But mainly, I just can't see Lorenzen Wright or Stromile Swift (I don't care if Jerry West doesn't like them, they still have value), being just dumped off for contracts that don't expire for a few years.


----------



## Pure Scorer (Jul 20, 2002)

*hrmm oaky*

"Stromile Swift may be a bust up to this point"

hrmm i think not, buddy... 12 points, 6 rebounds, 2 blocks a game in his second season and hes a bust?!?!?! that doesnt make sense.. stromile swift is going to be a great player in the nba some day, and it makes no sense to include him in the deal cuz he has 2 years remaining on his contract anyways..

i still have no idea why the grizzlies drafted drew gooden..i dont think he will ever be that good of a player, and id much rather have a lineup of stro/gasol/battier over gasol/gooden/battier..

if your looking to get rid of williams, dickerson and wright then i think a better looking trade for the grizzlies would be:

memphis gets:
antonio daniels
zach randolph
shawn kemp
scottie pippen
blazers 1st round pick next year

Blazers get:
jason williams
michael dickerson
lorenzen wright


----------



## Coatesvillain (Jul 17, 2002)

*Re: hrmm oaky*



> Originally posted by <b>Pure Scorer</b>!
> memphis gets:
> antonio daniels
> zach randolph
> ...


That trade wouldn't even work contract wise.
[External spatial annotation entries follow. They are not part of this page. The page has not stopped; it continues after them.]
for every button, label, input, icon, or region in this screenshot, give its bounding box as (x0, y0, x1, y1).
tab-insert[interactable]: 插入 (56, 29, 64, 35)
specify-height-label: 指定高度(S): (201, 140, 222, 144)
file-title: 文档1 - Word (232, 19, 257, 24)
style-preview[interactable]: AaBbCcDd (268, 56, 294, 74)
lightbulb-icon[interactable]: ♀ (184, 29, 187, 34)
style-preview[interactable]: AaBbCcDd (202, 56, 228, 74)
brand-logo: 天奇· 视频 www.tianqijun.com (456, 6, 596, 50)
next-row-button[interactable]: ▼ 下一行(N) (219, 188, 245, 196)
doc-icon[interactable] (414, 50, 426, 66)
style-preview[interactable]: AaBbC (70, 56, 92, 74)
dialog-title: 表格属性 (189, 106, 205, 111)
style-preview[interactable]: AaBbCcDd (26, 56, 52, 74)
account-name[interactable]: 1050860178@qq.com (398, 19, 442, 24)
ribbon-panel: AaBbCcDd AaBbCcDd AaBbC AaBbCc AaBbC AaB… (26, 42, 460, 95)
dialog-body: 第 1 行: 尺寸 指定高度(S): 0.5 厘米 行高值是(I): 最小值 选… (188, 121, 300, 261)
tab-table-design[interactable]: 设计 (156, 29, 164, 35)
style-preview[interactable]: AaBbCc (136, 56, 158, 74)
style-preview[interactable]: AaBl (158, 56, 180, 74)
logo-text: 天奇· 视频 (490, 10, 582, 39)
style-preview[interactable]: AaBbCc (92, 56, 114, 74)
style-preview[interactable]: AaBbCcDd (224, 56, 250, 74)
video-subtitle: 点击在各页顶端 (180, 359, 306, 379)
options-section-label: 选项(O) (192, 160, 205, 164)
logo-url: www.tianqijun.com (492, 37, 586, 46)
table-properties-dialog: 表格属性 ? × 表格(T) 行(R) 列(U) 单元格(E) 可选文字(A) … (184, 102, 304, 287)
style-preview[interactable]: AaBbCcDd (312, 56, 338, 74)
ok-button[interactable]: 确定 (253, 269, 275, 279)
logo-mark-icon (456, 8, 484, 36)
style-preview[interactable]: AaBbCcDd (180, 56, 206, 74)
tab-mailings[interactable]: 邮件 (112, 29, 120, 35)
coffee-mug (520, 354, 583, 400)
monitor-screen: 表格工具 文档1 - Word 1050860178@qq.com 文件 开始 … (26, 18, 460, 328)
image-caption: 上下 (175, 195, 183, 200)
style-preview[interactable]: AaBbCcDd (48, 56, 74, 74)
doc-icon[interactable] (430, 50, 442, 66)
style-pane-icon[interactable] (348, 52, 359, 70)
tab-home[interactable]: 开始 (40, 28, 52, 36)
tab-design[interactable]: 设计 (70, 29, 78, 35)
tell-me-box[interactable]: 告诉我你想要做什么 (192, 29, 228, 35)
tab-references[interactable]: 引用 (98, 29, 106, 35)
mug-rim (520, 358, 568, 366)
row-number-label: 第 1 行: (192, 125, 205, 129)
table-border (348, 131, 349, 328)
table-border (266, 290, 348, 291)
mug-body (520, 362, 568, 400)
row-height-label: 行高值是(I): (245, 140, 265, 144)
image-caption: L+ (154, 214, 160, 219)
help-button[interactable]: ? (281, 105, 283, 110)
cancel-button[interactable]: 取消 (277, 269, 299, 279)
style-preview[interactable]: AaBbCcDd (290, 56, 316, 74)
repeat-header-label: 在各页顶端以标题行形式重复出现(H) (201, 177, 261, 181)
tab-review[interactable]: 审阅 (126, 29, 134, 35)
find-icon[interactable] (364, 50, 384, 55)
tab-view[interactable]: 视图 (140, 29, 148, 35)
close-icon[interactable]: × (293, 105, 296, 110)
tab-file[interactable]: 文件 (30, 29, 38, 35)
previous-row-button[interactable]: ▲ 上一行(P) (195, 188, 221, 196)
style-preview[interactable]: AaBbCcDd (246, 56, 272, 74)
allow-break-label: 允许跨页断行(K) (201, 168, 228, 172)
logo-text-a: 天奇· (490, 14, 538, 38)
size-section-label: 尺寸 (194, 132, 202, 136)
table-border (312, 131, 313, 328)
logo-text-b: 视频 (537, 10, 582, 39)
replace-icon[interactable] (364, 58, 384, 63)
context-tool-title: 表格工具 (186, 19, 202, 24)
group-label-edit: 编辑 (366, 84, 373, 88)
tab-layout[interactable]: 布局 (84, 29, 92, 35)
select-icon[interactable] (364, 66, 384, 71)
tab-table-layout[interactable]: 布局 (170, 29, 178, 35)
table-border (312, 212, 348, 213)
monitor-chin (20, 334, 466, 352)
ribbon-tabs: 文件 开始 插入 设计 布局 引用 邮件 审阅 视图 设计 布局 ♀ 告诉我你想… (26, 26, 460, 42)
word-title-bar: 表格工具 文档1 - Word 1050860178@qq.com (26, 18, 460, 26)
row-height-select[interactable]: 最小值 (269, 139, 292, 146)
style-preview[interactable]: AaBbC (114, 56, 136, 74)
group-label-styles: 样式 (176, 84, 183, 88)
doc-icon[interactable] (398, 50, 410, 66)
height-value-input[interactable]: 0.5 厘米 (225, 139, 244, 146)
And Roby just because Jerry West is the best at what he does, doesn't mean he doesn't make mistakes. Hell his **** stinks just like the rest of ours.

I saw your one trade ideas, where you threw in Clarence Weatherspoon, what's the point in having salary dumps where you're getting older guys who aren't nearly as talented as the ones you're removing?

-Tim


----------